I pm chiedono: “Graviano le disse se aveva incontrato Silvio Berlusconi e-o Marcello Dell’Utri o comunque lo comprese se vi fosse stato l’incontro?”. Risposta di Spatuzza: “No, non mi disse di aver incontrato tali persone ma da come era euforico posso dire che qualcuno poco tempo prima gli aveva dato informazioni che lo avevano reso così”. Spatuzza non è stato ritenuto attendibile sull’incontro al Doney dalla Corte di Appello che ha poi condannato Dell’Utri nel 2010 per concorso esterno in associazione mafiosa ma lo ha assolto per i fatti dopo il 1992. La sentenza di Cassazione contro Dell’Utri colloca Berlusconi come una vittima e non come un imputato.

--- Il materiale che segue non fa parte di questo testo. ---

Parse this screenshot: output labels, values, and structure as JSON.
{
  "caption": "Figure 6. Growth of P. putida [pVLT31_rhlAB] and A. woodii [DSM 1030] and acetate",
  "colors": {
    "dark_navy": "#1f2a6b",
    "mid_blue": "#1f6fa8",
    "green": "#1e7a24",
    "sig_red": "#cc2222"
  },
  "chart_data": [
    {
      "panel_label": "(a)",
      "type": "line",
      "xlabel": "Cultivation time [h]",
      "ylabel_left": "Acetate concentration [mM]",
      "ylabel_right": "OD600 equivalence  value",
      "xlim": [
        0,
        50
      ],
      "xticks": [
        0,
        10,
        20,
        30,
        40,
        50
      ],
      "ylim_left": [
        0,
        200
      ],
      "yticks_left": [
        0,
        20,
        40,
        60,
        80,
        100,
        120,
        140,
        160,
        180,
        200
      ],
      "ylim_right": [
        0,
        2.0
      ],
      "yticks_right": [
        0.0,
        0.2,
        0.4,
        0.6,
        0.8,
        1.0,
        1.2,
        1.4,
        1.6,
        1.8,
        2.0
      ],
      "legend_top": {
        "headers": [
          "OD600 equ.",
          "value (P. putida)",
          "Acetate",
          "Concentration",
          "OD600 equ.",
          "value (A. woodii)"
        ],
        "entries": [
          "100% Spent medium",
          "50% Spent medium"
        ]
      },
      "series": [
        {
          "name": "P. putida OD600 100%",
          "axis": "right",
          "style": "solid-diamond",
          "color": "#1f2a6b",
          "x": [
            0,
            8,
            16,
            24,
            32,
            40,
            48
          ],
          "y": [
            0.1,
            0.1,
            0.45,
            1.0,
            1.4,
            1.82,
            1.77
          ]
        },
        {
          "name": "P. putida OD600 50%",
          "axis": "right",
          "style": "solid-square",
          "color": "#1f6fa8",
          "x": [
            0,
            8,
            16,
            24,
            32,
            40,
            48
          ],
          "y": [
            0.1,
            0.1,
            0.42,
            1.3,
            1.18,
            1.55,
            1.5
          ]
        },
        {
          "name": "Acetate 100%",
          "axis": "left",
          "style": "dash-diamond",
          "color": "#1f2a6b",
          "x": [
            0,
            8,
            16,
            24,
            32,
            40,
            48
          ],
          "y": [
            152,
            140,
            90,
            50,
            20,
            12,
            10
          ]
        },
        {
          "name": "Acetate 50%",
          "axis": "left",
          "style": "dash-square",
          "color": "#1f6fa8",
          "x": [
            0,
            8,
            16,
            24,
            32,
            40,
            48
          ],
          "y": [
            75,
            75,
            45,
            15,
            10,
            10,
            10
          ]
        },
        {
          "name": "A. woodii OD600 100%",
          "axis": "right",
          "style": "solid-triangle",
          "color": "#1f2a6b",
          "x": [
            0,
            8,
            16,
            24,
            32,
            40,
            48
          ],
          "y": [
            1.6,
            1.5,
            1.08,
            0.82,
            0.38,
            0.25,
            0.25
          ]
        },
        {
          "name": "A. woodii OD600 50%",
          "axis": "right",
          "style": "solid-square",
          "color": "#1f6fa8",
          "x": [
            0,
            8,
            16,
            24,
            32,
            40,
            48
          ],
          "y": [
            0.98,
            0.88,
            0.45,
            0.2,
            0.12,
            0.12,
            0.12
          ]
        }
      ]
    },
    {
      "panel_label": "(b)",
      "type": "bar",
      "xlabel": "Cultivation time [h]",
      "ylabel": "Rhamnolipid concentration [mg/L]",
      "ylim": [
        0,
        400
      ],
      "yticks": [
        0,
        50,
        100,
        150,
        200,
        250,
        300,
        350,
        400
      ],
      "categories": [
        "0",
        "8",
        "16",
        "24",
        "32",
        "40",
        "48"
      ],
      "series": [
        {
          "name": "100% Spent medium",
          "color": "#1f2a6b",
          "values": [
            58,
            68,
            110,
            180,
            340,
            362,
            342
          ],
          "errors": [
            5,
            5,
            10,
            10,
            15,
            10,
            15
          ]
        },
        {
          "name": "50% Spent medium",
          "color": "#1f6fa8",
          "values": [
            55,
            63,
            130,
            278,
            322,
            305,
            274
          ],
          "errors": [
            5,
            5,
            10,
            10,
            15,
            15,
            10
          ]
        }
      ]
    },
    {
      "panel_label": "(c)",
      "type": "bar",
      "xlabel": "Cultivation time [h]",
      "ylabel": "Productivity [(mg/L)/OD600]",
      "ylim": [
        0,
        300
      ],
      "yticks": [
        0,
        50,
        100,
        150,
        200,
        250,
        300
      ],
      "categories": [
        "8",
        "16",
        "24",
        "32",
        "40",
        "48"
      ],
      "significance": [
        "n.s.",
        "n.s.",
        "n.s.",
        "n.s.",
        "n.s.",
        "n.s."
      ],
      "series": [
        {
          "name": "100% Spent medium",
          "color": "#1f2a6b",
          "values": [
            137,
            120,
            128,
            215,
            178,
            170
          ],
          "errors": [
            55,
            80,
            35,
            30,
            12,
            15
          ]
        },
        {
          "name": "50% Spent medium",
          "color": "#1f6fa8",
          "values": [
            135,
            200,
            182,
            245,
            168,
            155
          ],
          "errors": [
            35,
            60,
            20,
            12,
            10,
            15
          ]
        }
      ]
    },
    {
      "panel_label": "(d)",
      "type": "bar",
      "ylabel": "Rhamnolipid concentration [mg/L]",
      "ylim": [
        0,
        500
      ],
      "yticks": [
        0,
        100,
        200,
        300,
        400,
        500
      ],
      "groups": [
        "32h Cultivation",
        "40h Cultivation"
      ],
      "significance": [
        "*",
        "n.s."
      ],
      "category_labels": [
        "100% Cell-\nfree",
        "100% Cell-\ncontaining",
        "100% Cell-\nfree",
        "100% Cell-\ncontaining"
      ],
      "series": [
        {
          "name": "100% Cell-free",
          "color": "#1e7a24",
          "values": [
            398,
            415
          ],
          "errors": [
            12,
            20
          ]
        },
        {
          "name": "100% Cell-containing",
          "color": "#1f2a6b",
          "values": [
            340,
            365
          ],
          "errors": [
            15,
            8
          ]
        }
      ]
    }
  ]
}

Ciononostante non è una medaglia per un candidato al Quirinale.

La sentenza è stata depositata al Tribunale del Riesame dai pm di Firenze per puntellare i sequestri presso terzi e l’accusa contro Dell’Utri e Berlusconi per le stragi del 1993. Nella nota di deposito del pm Tescaroli è riportato un estratto che resta attuale. La Cassazione nel passaggio citato dal pm descrive “un accordo che prevedeva la corresponsione da parte di Berlusconi di rilevanti somme di denaro in cambio della protezione accordata da parte di Cosa Nostra palermitana. Tale accordo era fonte di reciproco vantaggio per le parti che ad esso avevano aderito grazie all’impegno profuso dal Dell’Utri”.